With the Pakatan government’s collapse, the stage was set for Dr Mahathir to propose a radical solution that will erase much of the tension sapping the nation’s energy. (Photo by Chedetofficial Twitter)
The political turmoil since the weekend offers a golden opportunity to clear the deck of numerous dangerous obstacles threatening to ground the ship of state.
Chief among these dangers is the threat to national unity posed by escalating racial and religious extremism following the shock defeat of the Barisan Nasional coalition in the 14th general election in 2018.
Equally problematic is the growing political instability arising from the jostling for power among political party leaders. Related to this is the question of who will succeed Tun Dr Mahathir Mohamad as the next prime minister.
Further, there is the complicated task of purging the country of corruption, addressing political patronage and curbing their many ramifications throughout the economy.

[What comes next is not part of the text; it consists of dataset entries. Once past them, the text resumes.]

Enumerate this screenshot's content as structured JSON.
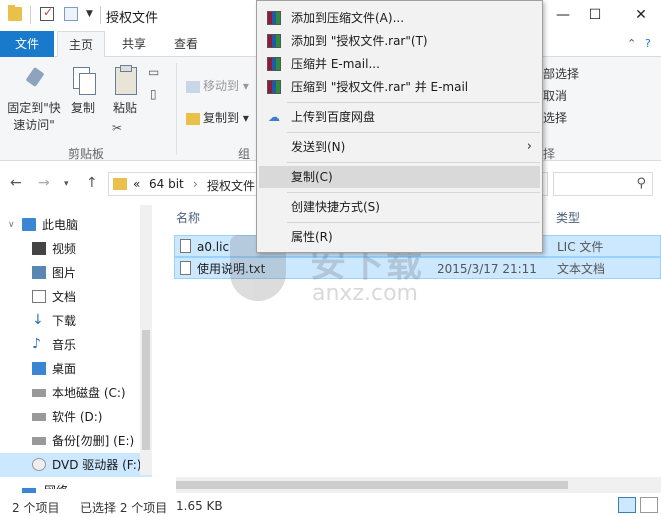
{
  "window": {
    "title": "授权文件",
    "minimize_icon": "—",
    "maximize_icon": "☐",
    "close_icon": "✕"
  },
  "ribbon_tabs": {
    "file": "文件",
    "home": "主页",
    "share": "共享",
    "view": "查看"
  },
  "ribbon": {
    "pin_label_1": "固定到\"快",
    "pin_label_2": "速访问\"",
    "copy_label": "复制",
    "paste_label": "粘贴",
    "move_to": "移动到",
    "copy_to": "复制到",
    "clipboard_group": "剪贴板",
    "organize_group_partial": "组",
    "select_group_partial": "择",
    "select_all_partial": "部选择",
    "select_none_partial": "取消",
    "invert_selection_partial": "选择"
  },
  "addressbar": {
    "crumb_prefix": "«",
    "crumb_1": "64 bit",
    "crumb_sep": "›",
    "crumb_2": "授权文件"
  },
  "navpane": {
    "items": [
      {
        "label": "此电脑"
      },
      {
        "label": "视频"
      },
      {
        "label": "图片"
      },
      {
        "label": "文档"
      },
      {
        "label": "下载"
      },
      {
        "label": "音乐"
      },
      {
        "label": "桌面"
      },
      {
        "label": "本地磁盘 (C:)"
      },
      {
        "label": "软件 (D:)"
      },
      {
        "label": "备份[勿删] (E:)"
      },
      {
        "label": "DVD 驱动器 (F:)"
      },
      {
        "label": "网络"
      }
    ]
  },
  "filelist": {
    "columns": {
      "name": "名称",
      "type": "类型"
    },
    "files": [
      {
        "name": "a0.lic",
        "date": "",
        "type": "LIC 文件"
      },
      {
        "name": "使用说明.txt",
        "date": "2015/3/17 21:11",
        "type": "文本文档"
      }
    ]
  },
  "statusbar": {
    "count": "2 个项目",
    "selected": "已选择 2 个项目",
    "size": "1.65 KB"
  },
  "context_menu": {
    "items": [
      {
        "label": "添加到压缩文件(A)...",
        "icon": "winrar-icon"
      },
      {
        "label": "添加到 \"授权文件.rar\"(T)",
        "icon": "winrar-icon"
      },
      {
        "label": "压缩并 E-mail...",
        "icon": "winrar-icon"
      },
      {
        "label": "压缩到 \"授权文件.rar\" 并 E-mail",
        "icon": "winrar-icon"
      },
      {
        "label": "上传到百度网盘",
        "icon": "baidu-cloud-icon"
      },
      {
        "label": "发送到(N)",
        "icon": ""
      },
      {
        "label": "复制(C)",
        "icon": ""
      },
      {
        "label": "创建快捷方式(S)",
        "icon": ""
      },
      {
        "label": "属性(R)",
        "icon": ""
      }
    ]
  },
  "watermark": {
    "text": "安下载",
    "sub": "anxz.com"
  },
  "colors": {
    "accent": "#1979ca",
    "selection": "#cce8ff",
    "menu_bg": "#f2f2f2"
  }
}
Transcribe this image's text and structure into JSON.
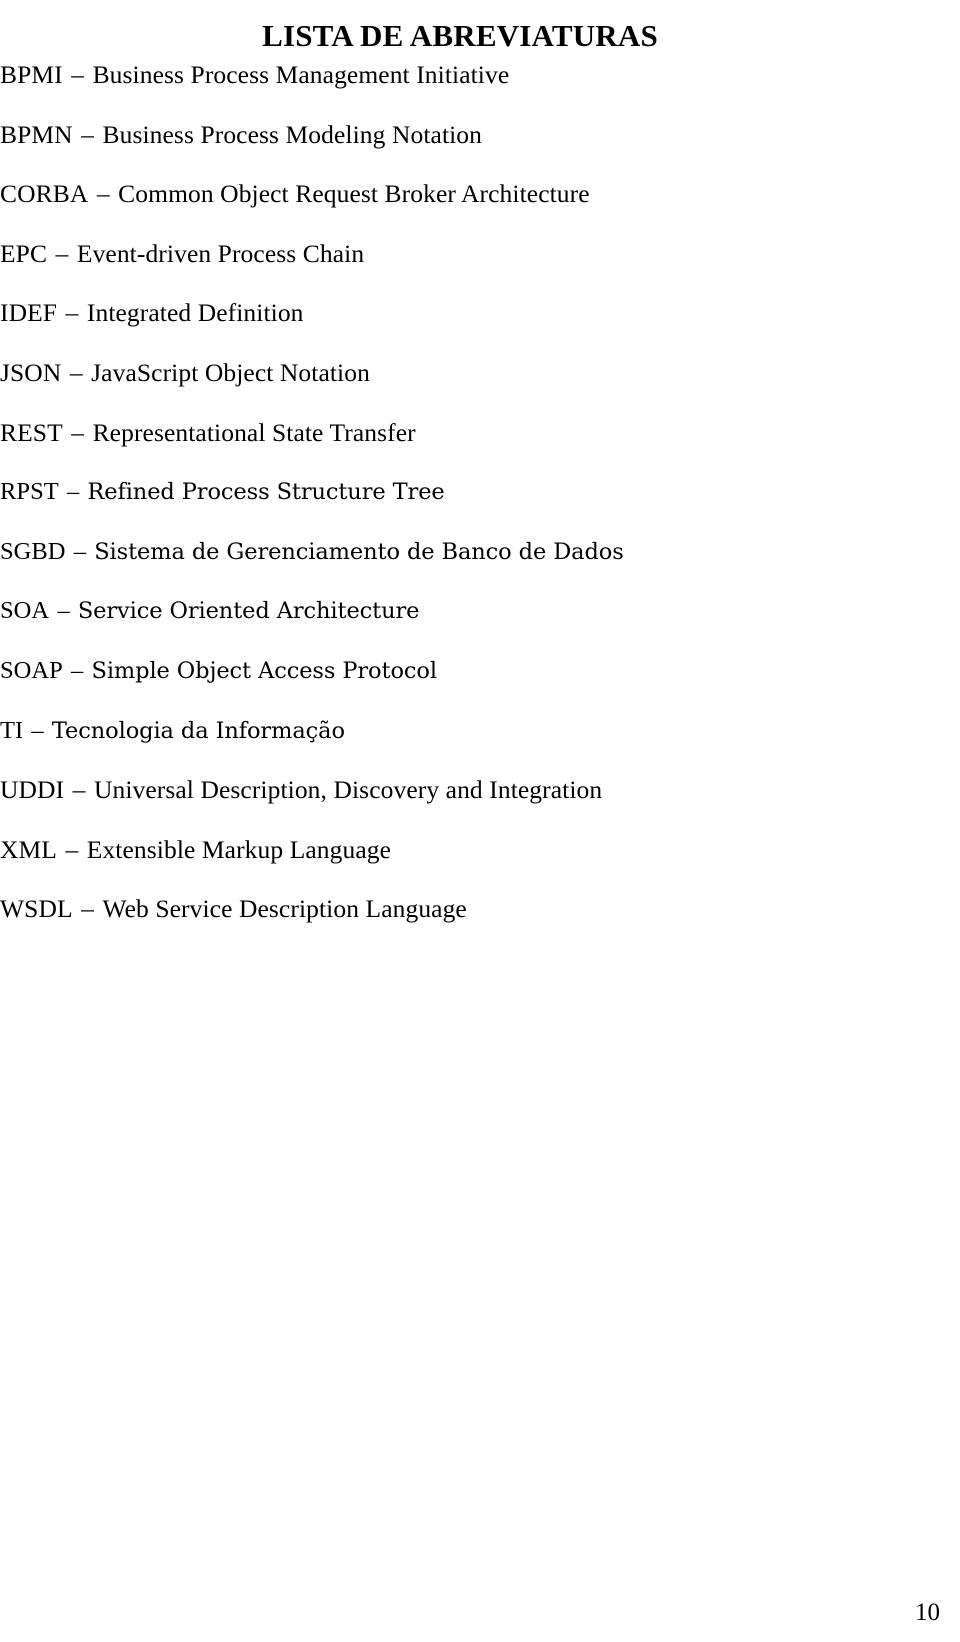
{
  "document": {
    "title": "LISTA DE ABREVIATURAS",
    "page_number": "10",
    "separator": "–"
  },
  "abbreviations": [
    {
      "term": "BPMI",
      "definition": "Business Process Management Initiative"
    },
    {
      "term": "BPMN",
      "definition": "Business Process Modeling Notation"
    },
    {
      "term": "CORBA",
      "definition": "Common Object Request Broker Architecture"
    },
    {
      "term": "EPC",
      "definition": "Event-driven Process Chain"
    },
    {
      "term": "IDEF",
      "definition": "Integrated Definition"
    },
    {
      "term": "JSON",
      "definition": "JavaScript Object Notation"
    },
    {
      "term": "REST",
      "definition": "Representational State Transfer"
    },
    {
      "term": "RPST",
      "definition": "Refined Process Structure Tree"
    },
    {
      "term": "SGBD",
      "definition": "Sistema de Gerenciamento de Banco de Dados"
    },
    {
      "term": "SOA",
      "definition": "Service Oriented Architecture"
    },
    {
      "term": "SOAP",
      "definition": "Simple Object Access Protocol"
    },
    {
      "term": "TI",
      "definition": "Tecnologia da Informação"
    },
    {
      "term": "UDDI",
      "definition": "Universal Description, Discovery and Integration"
    },
    {
      "term": "XML",
      "definition": "Extensible Markup Language"
    },
    {
      "term": "WSDL",
      "definition": "Web Service Description Language"
    }
  ]
}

So, with the Pakatan Harapan government’s collapse on Sunday, the stage was set for Dr Mahathir to propose a radical solution that will erase much of the tension sapping the nation’s energy — a unity government to bring together political leaders of all hues to work as one for the common goal of building a new Malaysia.
Dr Mahathir proposed the idea of a grand coalition to leaders of major political parties that he met yesterday morning, including those from his collapsed government and the parties they defeated in the 2018 election, sources said.
Parti Pribumi Bersatu Malaysia (Bersatu) leader Wan Saiful Wan Jan affirmed there will be a unity government if Dr Mahathir gets full support in Parliament.
A unity government has many advantages. It greatly reduces rivalry for power among political groups, allowing them to channel their energies towards a common objective, so fostering the greater good of the nation.
Such a government can comprise individual members of parliament (MPs) instead of political party representatives, allowing the prime minister to not only choose the best talents to helm ministries but, being inclusive, will naturally reduce racial and religious polarisation.
Leaders could then focus on delivering programmes for the people’s welfare, to address the many constraints holding back the economy and pressing social issues keeping the people from achieving their highest potential.
It is abundantly clear that the current ugly political environment needs to be sanitised, and by de-emphasising partisan politics, sensitive issues of race and religion can be better managed in the spirit of national unity.
We call on Malaysians of all backgrounds to support this initiative on the table. It may not fix all the problems that our nation faces but will give everyone a breathing space that we badly need after the toxicity of the past few years.
This was what happened in 1973 when Gerakan and PAS accepted Tun Abdul Razak’s offer to join the unity government under Barisan Nasional after the 1969 race riots. The DAP chose to stay out.
We hope this time around, MPs from DAP together with PKR and Amanah will support a unity government. We also hope MPs from Bersatu, Umno and PAS will do the same. The country needs a break from the venomous politicking of recent years.
With a unity government offering stability and synergy that we need to succeed as a nation, those wishing to continue playing the race and religion card can be isolated from the mainstream narrative.
Whether a snap election would resolve who commands majority support of Parliament, as suggested by some, is an open question. It may well unleash a bloodletting among political rivals and impact the electorate negatively.
It is possible not every group would be willing to participate in a unity government. To be a true democracy, we must allow room for those wanting to opt out to have their own space to act as a check and balance on the government.